Under New Ownership, Pro Elite Rises From The Ashes For August Return (Update)

When Strikeforce was acquired by Zuffa, many fans, fighters and managers were very concerned that fighters would lose all their leverage without a strong number two promotion to negotiate with. Well, that may not be a concern for much longer if the Stratus Media Group has anything to say about it. The group recently acquired a 95% stake in what was left of Pro Elite, former parent company of EliteXC, and they intend to make a run at filling the void Strikeforce left.

It appears they’re going kick things off sooner than later too, because MMA Weekly is reporting that they’ve already targeted an August date for their first show and hired former Strikeforce matchmaker Richard Chou and former ICON owner T. Jay Thompson to run the promotion.

According to sources speaking to MMAWeekly.com on Monday, former ICON owner T. Jay Thompson and former Strikeforce matchmaker Rich Chou have been brought on board to run the show at Pro Elite.

Additionally, the promotion has targeted a late August date for their return to action, and they are currently scouting locations for the show.

With most of the world’s top fighters under contract with Zuffa, it’s going to be difficult to build a recognizable roster, but Pro Elite does seem to be interested in some of the name talent that is available. According to MMA Weekly, they’re looking at Andrei Arlovski among others.

Sources have also indicated that former UFC heavyweight champion Andrei Arlovski is one of a handful of fighters that have been in negotiations to fight for the organization when they return later this year.

There’s virtually no way they’ll be able to compete with the UFC under current market conditions, but I could see them becoming another regional-sized promotion like Shark Fights that features former UFC talent. I wouldn’t count on them reaching the level Strikeforce did, but at least they’ll give fighters another option while they’re still around. Could be a new home for Nate Marquardt and maybe even Tito Ortiz (if he loses Saturday).

Update: ProElite announced today that their first event will be held on August 27 at the Blaisdell Arena in Waikiki, Hawaii. No fighters or match-ups were announced.

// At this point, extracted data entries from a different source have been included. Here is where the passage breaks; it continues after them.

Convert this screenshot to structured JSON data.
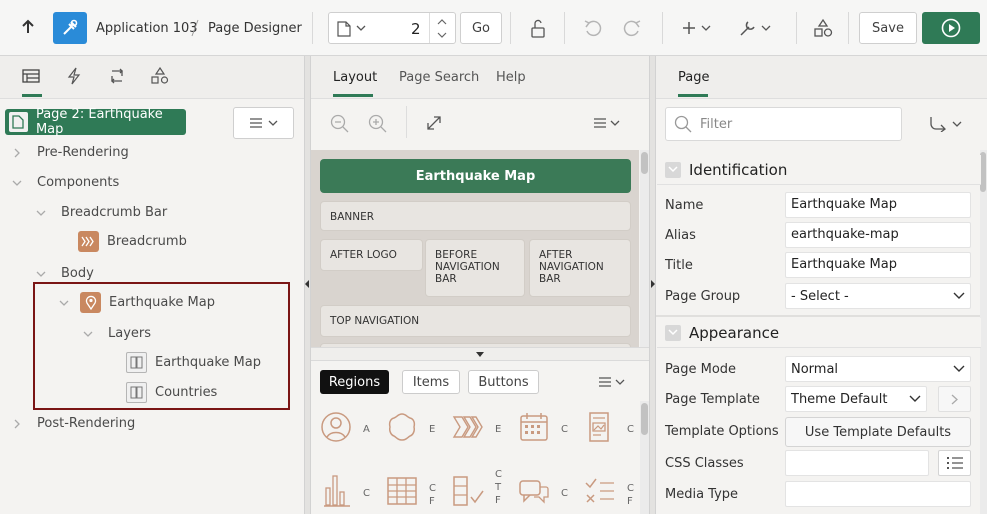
{
  "toolbar": {
    "app_name": "Application 103",
    "page_designer": "Page Designer",
    "page_number": "2",
    "go_label": "Go",
    "save_label": "Save"
  },
  "left": {
    "page_badge": "Page 2: Earthquake Map",
    "tree": {
      "pre_rendering": "Pre-Rendering",
      "components": "Components",
      "breadcrumb_bar": "Breadcrumb Bar",
      "breadcrumb": "Breadcrumb",
      "body": "Body",
      "earthquake_map": "Earthquake Map",
      "layers": "Layers",
      "layer_earthquake": "Earthquake Map",
      "layer_countries": "Countries",
      "post_rendering": "Post-Rendering"
    }
  },
  "center": {
    "tabs": [
      "Layout",
      "Page Search",
      "Help"
    ],
    "page_title_bar": "Earthquake Map",
    "slots": {
      "banner": "BANNER",
      "after_logo": "AFTER LOGO",
      "before_nav": "BEFORE NAVIGATION BAR",
      "after_nav": "AFTER NAVIGATION BAR",
      "top_nav": "TOP NAVIGATION"
    },
    "gallery_tabs": [
      "Regions",
      "Items",
      "Buttons"
    ],
    "gallery_labels": [
      "A",
      "E",
      "E",
      "C",
      "C",
      "C",
      "C F",
      "C T F",
      "C",
      "C F"
    ]
  },
  "right": {
    "tab": "Page",
    "filter_placeholder": "Filter",
    "identification": {
      "header": "Identification",
      "name_label": "Name",
      "name_value": "Earthquake Map",
      "alias_label": "Alias",
      "alias_value": "earthquake-map",
      "title_label": "Title",
      "title_value": "Earthquake Map",
      "group_label": "Page Group",
      "group_value": "- Select -"
    },
    "appearance": {
      "header": "Appearance",
      "mode_label": "Page Mode",
      "mode_value": "Normal",
      "template_label": "Page Template",
      "template_value": "Theme Default",
      "options_label": "Template Options",
      "options_button": "Use Template Defaults",
      "css_label": "CSS Classes",
      "media_label": "Media Type"
    }
  },
  "colors": {
    "accent_green": "#2f7a56",
    "highlight_border": "#7a1515",
    "builder_blue": "#2a8bd8"
  }
}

  • http://twitter.com/Warriordave927 warriordave927

    I think a merger between certain promotions such as Titan,shark fights,bamma,mfc,and pro elite might give them a bigger market because they’ll have a bigger audience and a wider stable of fighters,and rather than do shows in certain parts of the country or the world they can maintain ties in those areas but also a have opportunitys in other cities,I think this is the only way there will ever be a serious #3 in the market,because as we all know most casual fans only like fights with big name involved ,so getting any recognized talent outside of zuffas or bellator under one brand might help

    • Buttcheeks

      You always have something to say!
      Guess that’s why your #1 on the commentator list.

      • http://twitter.com/Warriordave927 warriordave927

        Is that a good or bad thing

  • The Jester

    All the small promotions are just a hindrance to the growth of MMA as a whole. People who are fans of baseball think only about the MLB and people who are fans of football think only about the NFL. No body thinks about or cares about baseball is Europe or Asia or the CFL or the UFL. The best way for MMA to grow to it’s highest possible point is to make the UFC MMA. Just like it is in all the other big sports

    • http://www.facebook.com/people/Matt-Silliman/514229401 Matt Silliman

      I’m pretty sure the UFC is already there.  They are the elite level of MMA, just like NFL is the elite level for football.  I”m not sure how smaller promotions hurt MMA.  They probably help MMA more than anything.  They are a great place for younger talent to grow and gain a shot at the big leagues.  With no MMA in college you need a place for undiscovered talent to grow and shine.

      • http://twitter.com/Warriordave927 warriordave927

        100% agree with you because without small promotions the ufc wouldn’t be able to recruit new talent,so it does help the growth of mma as a sport,as a matter of fact I think the number of promotions that are popping up shows how popular the sport is

  • Bill

    knowing the team that is in place at corporate, I would have to disagree with the last paragraph that they will not achieve what Strikeforce did.  The executives at the company have personally and individually played with far more money in their lives than Strikeforce has seen as a company. You don’t get to that level in the entertainment industry by not being able to build large global conglomerates. Just my $.02.